Tuesday, October 9, 2012

Arbitraging the human psyche

Because, I suppose, of its umbilical connection to the requirements of everyday life, the financial world has engaged some deep psychological truths such as, for example, the "self-fulfilling prophecy" describing disastrous bank runs.

Now, high-speed trading has resolved the old joke about the poor financier walking ten miles to school each day and ten miles back--both uphill.

Of course most of us realize that high-frequency (or high-speed) trading in and of itself is not dangerous or even disingenuous. After all, the world succeeds in generating more wealth for all when market makers as well as scientists and educators and writers innovate and succeed. Traders using the "mysterious algorithms" and cutting-edge equipment needed for high-frequency trading claim with a vaporous wave that they "add liquidity" or some other benefit to the market. Naturally, though, we outsiders assume that we are being unfairly gamed since history confirms this again and again. Gamed--as in zero-sum gamed with us retail investors and pension funds as the opponent, unfairly--as in they play by rules both unarticulated and unavailable to mortal retail clients.
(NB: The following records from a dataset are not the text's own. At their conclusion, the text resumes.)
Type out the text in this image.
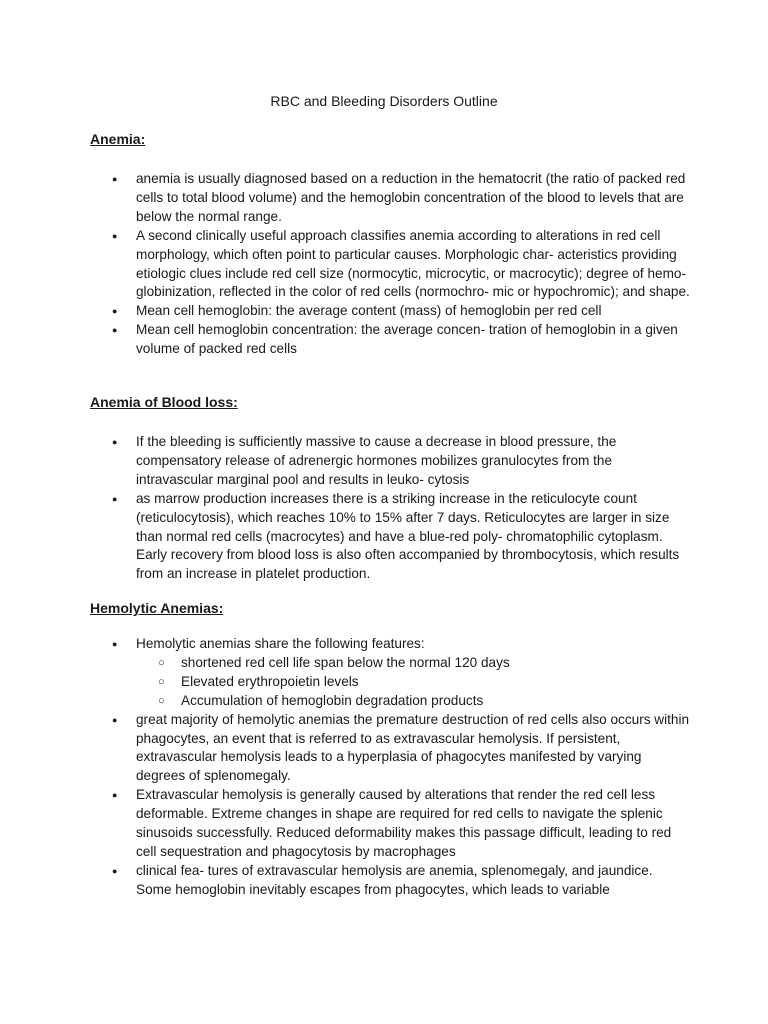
RBC and Bleeding Disorders Outline
Anemia:
● anemia is usually diagnosed based on a reduction in the hematocrit (the ratio of packed red cells to total blood volume) and the hemoglobin concentration of the blood to levels that are below the normal range.
● A second clinically useful approach classifies anemia according to alterations in red cell morphology, which often point to particular causes. Morphologic char- acteristics providing etiologic clues include red cell size (normocytic, microcytic, or macrocytic); degree of hemo- globinization, reflected in the color of red cells (normochro- mic or hypochromic); and shape.
● Mean cell hemoglobin: the average content (mass) of hemoglobin per red cell
● Mean cell hemoglobin concentration: the average concen- tration of hemoglobin in a given volume of packed red cells
Anemia of Blood loss:
● If the bleeding is sufficiently massive to cause a decrease in blood pressure, the compensatory release of adrenergic hormones mobilizes granulocytes from the intravascular marginal pool and results in leuko- cytosis
● as marrow production increases there is a striking increase in the reticulocyte count (reticulocytosis), which reaches 10% to 15% after 7 days. Reticulocytes are larger in size than normal red cells (macrocytes) and have a blue-red poly- chromatophilic cytoplasm. Early recovery from blood loss is also often accompanied by thrombocytosis, which results from an increase in platelet production.
Hemolytic Anemias:
● Hemolytic anemias share the following features:
○ shortened red cell life span below the normal 120 days
○ Elevated erythropoietin levels
○ Accumulation of hemoglobin degradation products
● great majority of hemolytic anemias the premature destruction of red cells also occurs within phagocytes, an event that is referred to as extravascular hemolysis. If persistent, extravascular hemolysis leads to a hyperplasia of phagocytes manifested by varying degrees of splenomegaly.
● Extravascular hemolysis is generally caused by alterations that render the red cell less deformable. Extreme changes in shape are required for red cells to navigate the splenic sinusoids successfully. Reduced deformability makes this passage difficult, leading to red cell sequestration and phagocytosis by macrophages
● clinical fea- tures of extravascular hemolysis are anemia, splenomegaly, and jaundice. Some hemoglobin inevitably escapes from phagocytes, which leads to variable
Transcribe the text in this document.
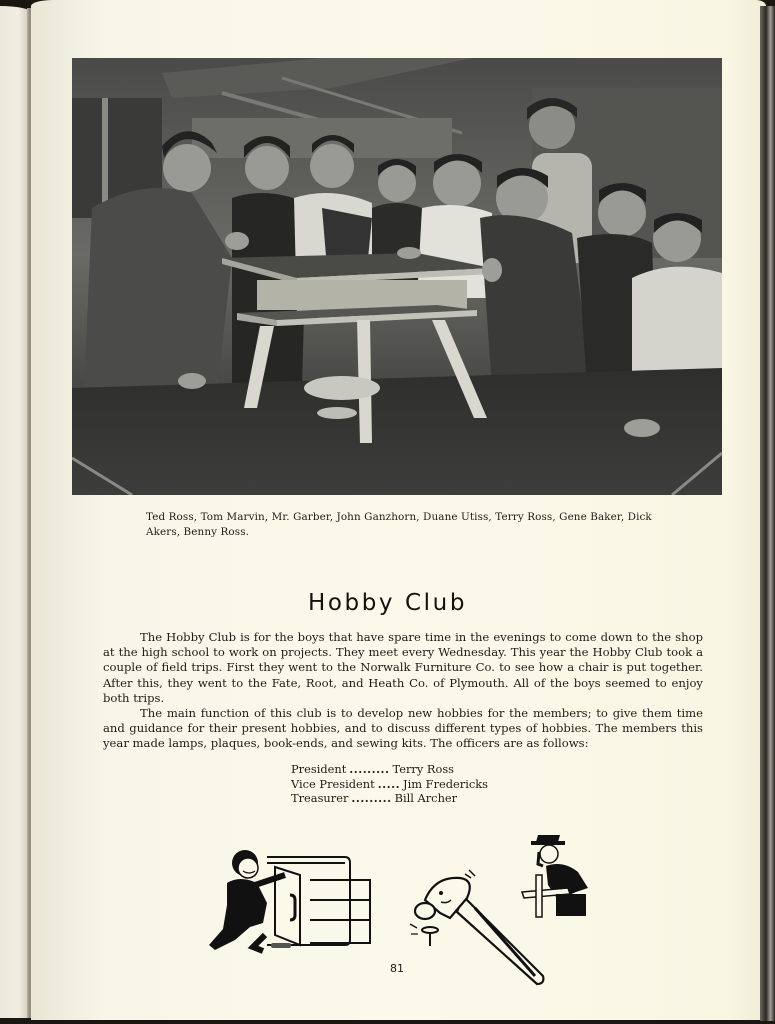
Ted Ross, Tom Marvin, Mr. Garber, John Ganzhorn, Duane Utiss, Terry Ross, Gene Baker, Dick Akers, Benny Ross.
Hobby Club

The Hobby Club is for the boys that have spare time in the evenings to come down to the shop at the high school to work on projects. They meet every Wednesday. This year the Hobby Club took a couple of field trips. First they went to the Norwalk Furniture Co. to see how a chair is put together. After this, they went to the Fate, Root, and Heath Co. of Plymouth. All of the boys seemed to enjoy both trips.

The main function of this club is to develop new hobbies for the members; to give them time and guidance for their present hobbies, and to discuss different types of hobbies. The members this year made lamps, plaques, book-ends, and sewing kits. The officers are as follows:

President ......... Terry Ross
Vice President ..... Jim Fredericks
Treasurer ......... Bill Archer
81
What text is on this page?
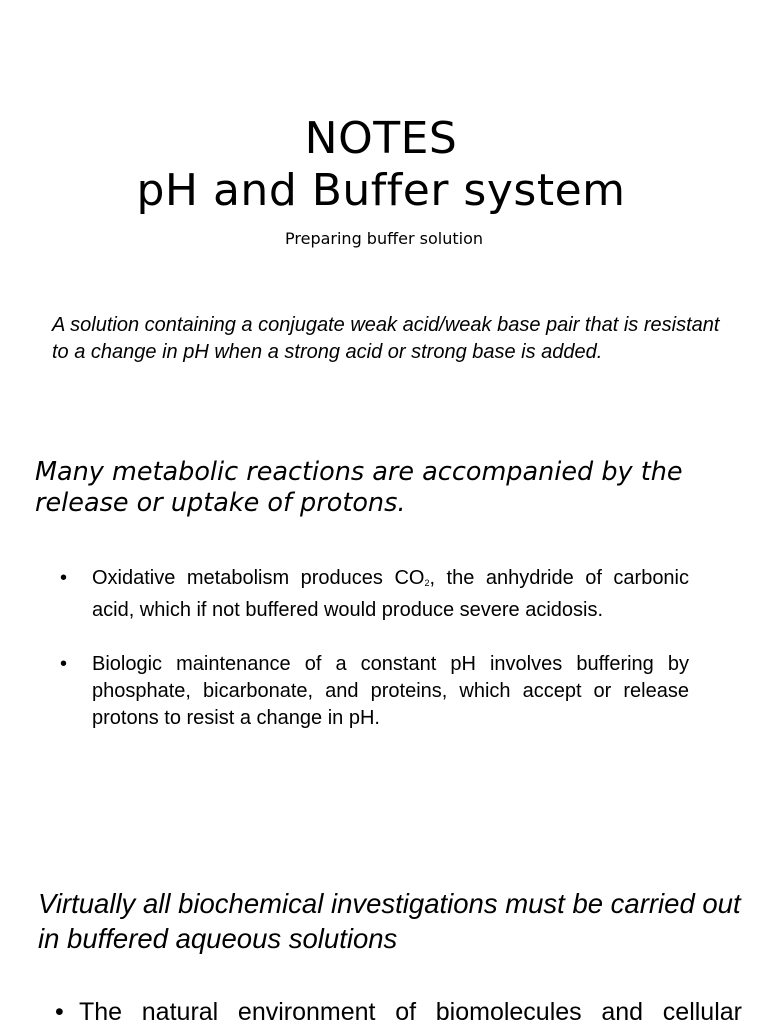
NOTES
pH and Buffer system
Preparing buffer solution
A solution containing a conjugate weak acid/weak base pair that is resistant to a change in pH when a strong acid or strong base is added.
Many metabolic reactions are accompanied by the release or uptake of protons.
• Oxidative metabolism produces CO2, the anhydride of carbonic acid, which if not buffered would produce severe acidosis.
• Biologic maintenance of a constant pH involves buffering by phosphate, bicarbonate, and proteins, which accept or release protons to resist a change in pH.
Virtually all biochemical investigations must be carried out in buffered aqueous solutions
• The natural environment of biomolecules and cellular
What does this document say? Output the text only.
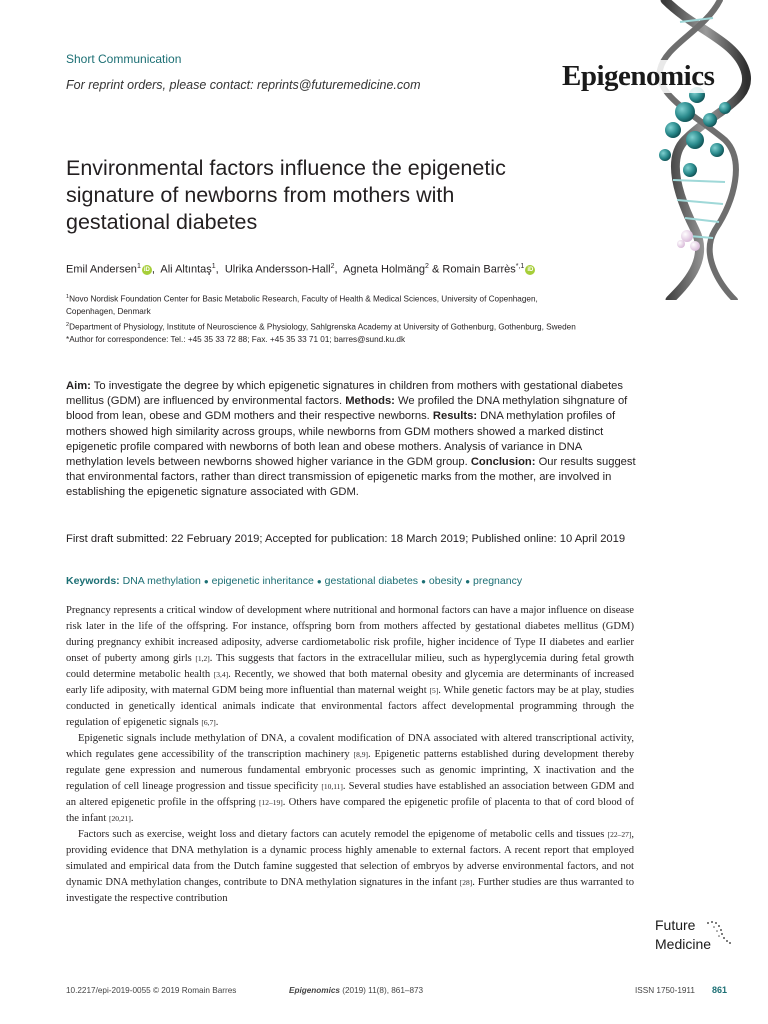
Short Communication
For reprint orders, please contact: reprints@futuremedicine.com	Epigenomics
Environmental factors influence the epigenetic signature of newborns from mothers with gestational diabetes
Emil Andersen$^1$ iD ,  Ali Altıntaş$^1$,  Ulrika Andersson-Hall$^2$,  Agneta Holmäng$^2$ & Romain Barrès$^{*,1}$ iD
$^1$Novo Nordisk Foundation Center for Basic Metabolic Research, Faculty of Health & Medical Sciences, University of Copenhagen, Copenhagen, Denmark
$^2$Department of Physiology, Institute of Neuroscience & Physiology, Sahlgrenska Academy at University of Gothenburg, Gothenburg, Sweden
*Author for correspondence: Tel.: +45 35 33 72 88; Fax. +45 35 33 71 01; barres@sund.ku.dk

Aim: To investigate the degree by which epigenetic signatures in children from mothers with gestational diabetes mellitus (GDM) are influenced by environmental factors. Methods: We profiled the DNA methylation sihgnature of blood from lean, obese and GDM mothers and their respective newborns. Results: DNA methylation profiles of mothers showed high similarity across groups, while newborns from GDM mothers showed a marked distinct epigenetic profile compared with newborns of both lean and obese mothers. Analysis of variance in DNA methylation levels between newborns showed higher variance in the GDM group. Conclusion: Our results suggest that environmental factors, rather than direct transmission of epigenetic marks from the mother, are involved in establishing the epigenetic signature associated with GDM.

First draft submitted: 22 February 2019; Accepted for publication: 18 March 2019; Published online: 10 April 2019

Keywords: DNA methylation ● epigenetic inheritance ● gestational diabetes ● obesity ● pregnancy

Pregnancy represents a critical window of development where nutritional and hormonal factors can have a major influence on disease risk later in the life of the offspring. For instance, offspring born from mothers affected by gestational diabetes mellitus (GDM) during pregnancy exhibit increased adiposity, adverse cardiometabolic risk profile, higher incidence of Type II diabetes and earlier onset of puberty among girls [1,2]. This suggests that factors in the extracellular milieu, such as hyperglycemia during fetal growth could determine metabolic health [3,4]. Recently, we showed that both maternal obesity and glycemia are determinants of increased early life adiposity, with maternal GDM being more influential than maternal weight [5]. While genetic factors may be at play, studies conducted in genetically identical animals indicate that environmental factors affect developmental programming through the regulation of epigenetic signals [6,7].

Epigenetic signals include methylation of DNA, a covalent modification of DNA associated with altered transcriptional activity, which regulates gene accessibility of the transcription machinery [8,9]. Epigenetic patterns established during development thereby regulate gene expression and numerous fundamental embryonic processes such as genomic imprinting, X inactivation and the regulation of cell lineage progression and tissue specificity [10,11]. Several studies have established an association between GDM and an altered epigenetic profile in the offspring [12–19]. Others have compared the epigenetic profile of placenta to that of cord blood of the infant [20,21].

Factors such as exercise, weight loss and dietary factors can acutely remodel the epigenome of metabolic cells and tissues [22–27], providing evidence that DNA methylation is a dynamic process highly amenable to external factors. A recent report that employed simulated and empirical data from the Dutch famine suggested that selection of embryos by adverse environmental factors, and not dynamic DNA methylation changes, contribute to DNA methylation signatures in the infant [28]. Further studies are thus warranted to investigate the respective contribution

Future
Medicine
10.2217/epi-2019-0055 © 2019 Romain Barres	Epigenomics (2019) 11(8), 861–873	ISSN 1750-1911 861
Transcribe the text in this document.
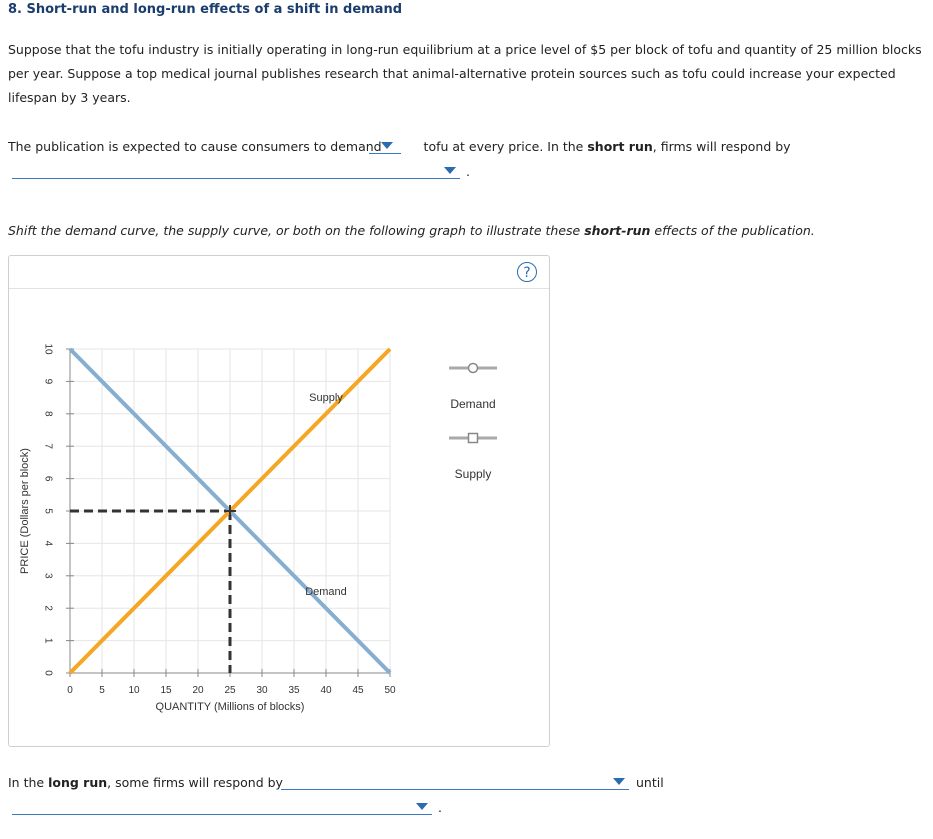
8. Short-run and long-run effects of a shift in demand
Suppose that the tofu industry is initially operating in long-run equilibrium at a price level of $5 per block of tofu and quantity of 25 million blocks per year. Suppose a top medical journal publishes research that animal-alternative protein sources such as tofu could increase your expected lifespan by 3 years.
The publication is expected to cause consumers to demand	tofu at every price. In the short run, firms will respond by
.
Shift the demand curve, the supply curve, or both on the following graph to illustrate these short-run effects of the publication.
?
0	5 10 15 20 25 30 35 40 45 50
0
1
2
3
4
5
6
7
8
9
10
QUANTITY (Millions of blocks)
PRICE (Dollars per block)
Demand
Supply	Demand
Supply
In the long run, some firms will respond by	until
.
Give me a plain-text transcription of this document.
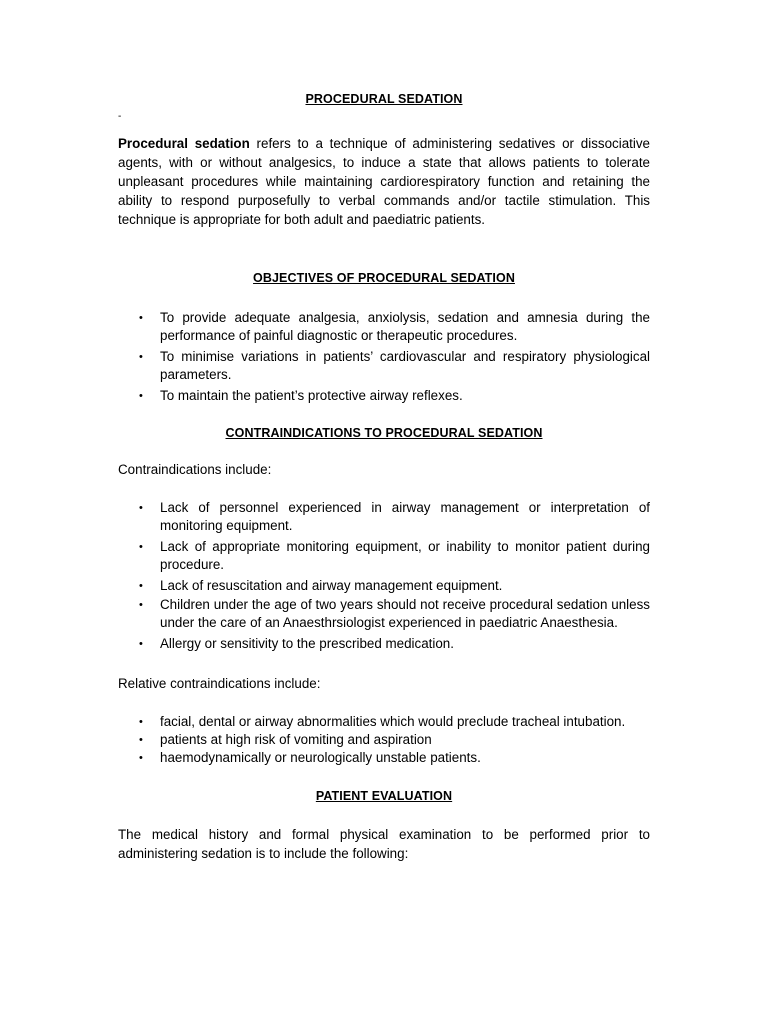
-

PROCEDURAL SEDATION

Procedural sedation refers to a technique of administering sedatives or dissociative agents, with or without analgesics, to induce a state that allows patients to tolerate unpleasant procedures while maintaining cardiorespiratory function and retaining the ability to respond purposefully to verbal commands and/or tactile stimulation. This technique is appropriate for both adult and paediatric patients.

OBJECTIVES OF PROCEDURAL SEDATION

• To provide adequate analgesia, anxiolysis, sedation and amnesia during the performance of painful diagnostic or therapeutic procedures.
• To minimise variations in patients’ cardiovascular and respiratory physiological parameters.
• To maintain the patient’s protective airway reflexes.

CONTRAINDICATIONS TO PROCEDURAL SEDATION

Contraindications include:

• Lack of personnel experienced in airway management or interpretation of monitoring equipment.
• Lack of appropriate monitoring equipment, or inability to monitor patient during procedure.
• Lack of resuscitation and airway management equipment.
• Children under the age of two years should not receive procedural sedation unless under the care of an Anaesthrsiologist experienced in paediatric Anaesthesia.
• Allergy or sensitivity to the prescribed medication.

Relative contraindications include:

• facial, dental or airway abnormalities which would preclude tracheal intubation.
• patients at high risk of vomiting and aspiration
• haemodynamically or neurologically unstable patients.

PATIENT EVALUATION

The medical history and formal physical examination to be performed prior to administering sedation is to include the following:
Investigators have looked at the obvious such as front-running and even the meta trade practice of channel clotting. (Front-running is when you unfairly get to look at the panel of potential trading partners and then cherry-pick the partner offering you the best price regardless of the time submitted of the order compared to your benighted customers; Channel clotting--a variety of denial-of-service attack--is to issue so many bids, asks, and cancellations that your exchange co-located conspirators get virtually the entire order channel to itself for crucial milliseconds in order to manipulate the market by removing unfavored liquidity--even if only for a few hundred milliseconds at a time.)

Yes, evidence of both those have been found. As well as another dozen of the old cheating saws that would have been extinct decades ago if the various securities overseers have had more incentive than even a congressman going to work as a lobbyist for the industry in which he or she oversaw. But that's another story.

But where again, I suppose, only a writer might look, the "mysterious algorithms" describing high-speed trading perhaps are not as mysterious as its first blush. The act of trading, even when accounting says the units out are equal to the units in, can arbitrage the human spirit to the financial advantage of the traders.

Let's take a simple example. XYZ corporation has been muddling along at $10 a share without much of a catalyst to make it move upward or downward. A PR statement from XYZ is issued. Before it's content is analyzed and disregarded as not particularly material to the value of the corporation--just some exercise in image-building--the high speed trader--call him Frankentrader--issues a hundred thousand sell orders of a few shares apiece. In this fictional example the total offered is say one percent of the daily market float of the stock. Within milliseconds new sell orders are issued by interspersed with cancellation orders for elements of the first block. Within a second or two the entire sets of trades has been mostly cancelled. Frankentrader's entire risk capital has gone from a million dollars to a few thousand or tens of thousands in this flurry of orders.

But to the human eye and mind, the stock took a momentary dip of half-a-point. With the hundreds of thousands of years of safety found in following the herd, we slow humans respond and perhaps sell a bit of stock ourselves from fear; further, other automated trading platforms amplify the first hundred thousand orders with their block of sell orders on a hysteresis delay that is also noticed by the human psyche only at human speeds. The stock dips as much as three-quarters of a point.

Frankentrader now issues buys of a few shares, gradually closing his position, interspersed within the interacting rings in the pond that he himself caused just seconds before. The stock price slowly ticks higher as they make purchases and close positions, but never as high as when they sold. At the end of less than a minute or so, Frankentrader has completely liquidated his position in XYZ and made thousands or tens of thousands of dollars, merely by exploiting both human evolution coupled by our organic speed limits. And there are 23.4 million milliseconds in a normal trading day. Fertile ground to stake high-frequency claims in this wild, wild west of nano-scale psychology.

But the secret is not the simple fact that computers are faster that people: you see, Frankentrader and the master analyst underneath the "mysterious algorithm" simply knows that an instantaneous drop of 10 basis points with a single human perceptual frame causes more fear in humans than ten serial gains of one basis point over several human perception frames causes corresponding elation. The math is commutative but the human reaction is not.

And that asymmetry is the true underlying basis of the perpetual wealth generating machine of high-speed trading.

A new math PhD applying for work with a high-speed trader would be best served by studying Dostoyevsky's The Gambler or perhaps even Crime and Punishment and an encyclopedia of optical illusions or sleight of hand, and thereby the consequence of encompassing the post-graduate axiom that money can indeed flow downhill to them both ways.